Abstract: A ceramic electrolyte is provided. The ceramic electrolyte has a microstructure, which comprises at least a first region comprising a plurality of microcracks having a first average microcrack length and a first average microcrack width, and a second region comprising a second average microcrack length and a second average microcrack width. The microstructure satisfies the criteria of (a) the first average microcrack length being different from the second average microcrack length; or (b) the first average microcrack width being different from the second average microcrack width. A solid oxide fuel cell comprising a ceramic electrolyte having such a microstructure is provided. A method of making a ceramic electrolyte is also described. The method includes the steps of: providing a ceramic electrolyte comprising a plurality of nano-dimensional microcracks; and closing a number of the nano-dimensional microcracks preferentially from one surface of the ceramic electrolyte, such that the ceramic electrolyte has at least one hermetic region and one compliant region.

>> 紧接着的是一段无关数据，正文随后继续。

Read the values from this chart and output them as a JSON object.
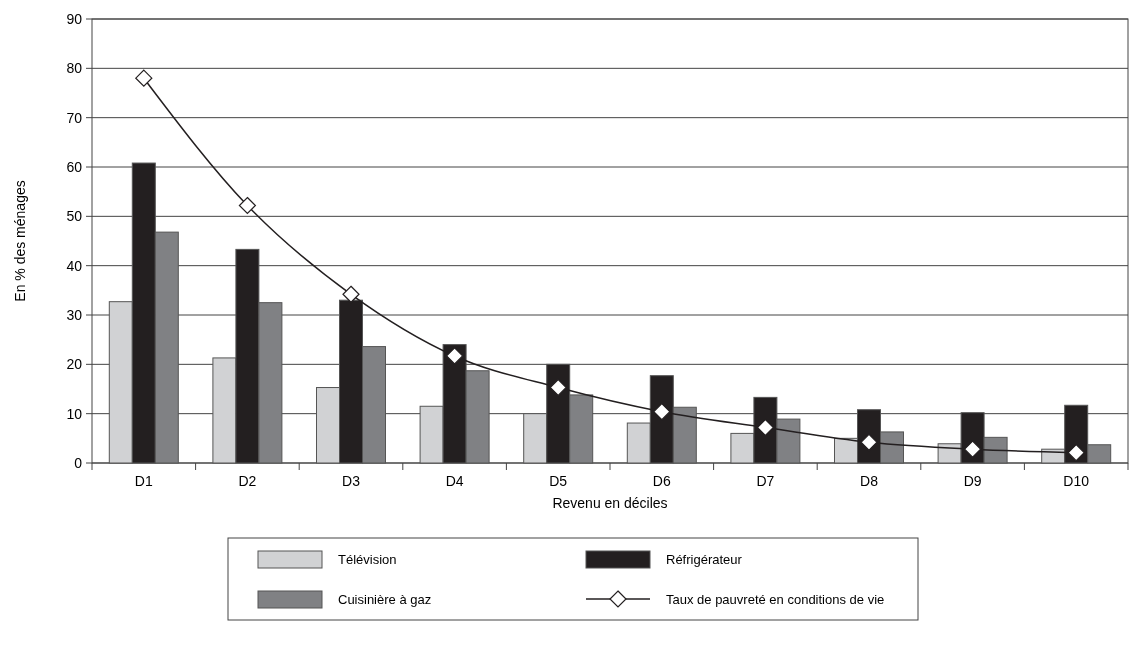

Abstract translation: 提供陶瓷电解质。 所述陶瓷电解质具有至少包括具有第一平均微裂纹长度和第一平均微裂纹宽度的多个微裂纹的第一区域和包含第二平均微裂纹长度和第二平均微裂纹宽度的第二区域的微结构。 微结构满足（a）第一平均微裂纹长度不同于第二平均微裂纹长度的标准; 或（b）第一平均微裂纹宽度不同于第二平均微裂纹宽度。 提供一种包含具有这种微结构的陶瓷电解质的固体氧化物燃料电池。 还描述了制备陶瓷电解质的方法。 该方法包括以下步骤：提供包含多个纳米尺寸微裂纹的陶瓷电解质; 并且优选地从陶瓷电解质的一个表面封闭多个纳米尺寸微裂纹，使得陶瓷电解质具有至少一个密封区域和一个柔顺区域。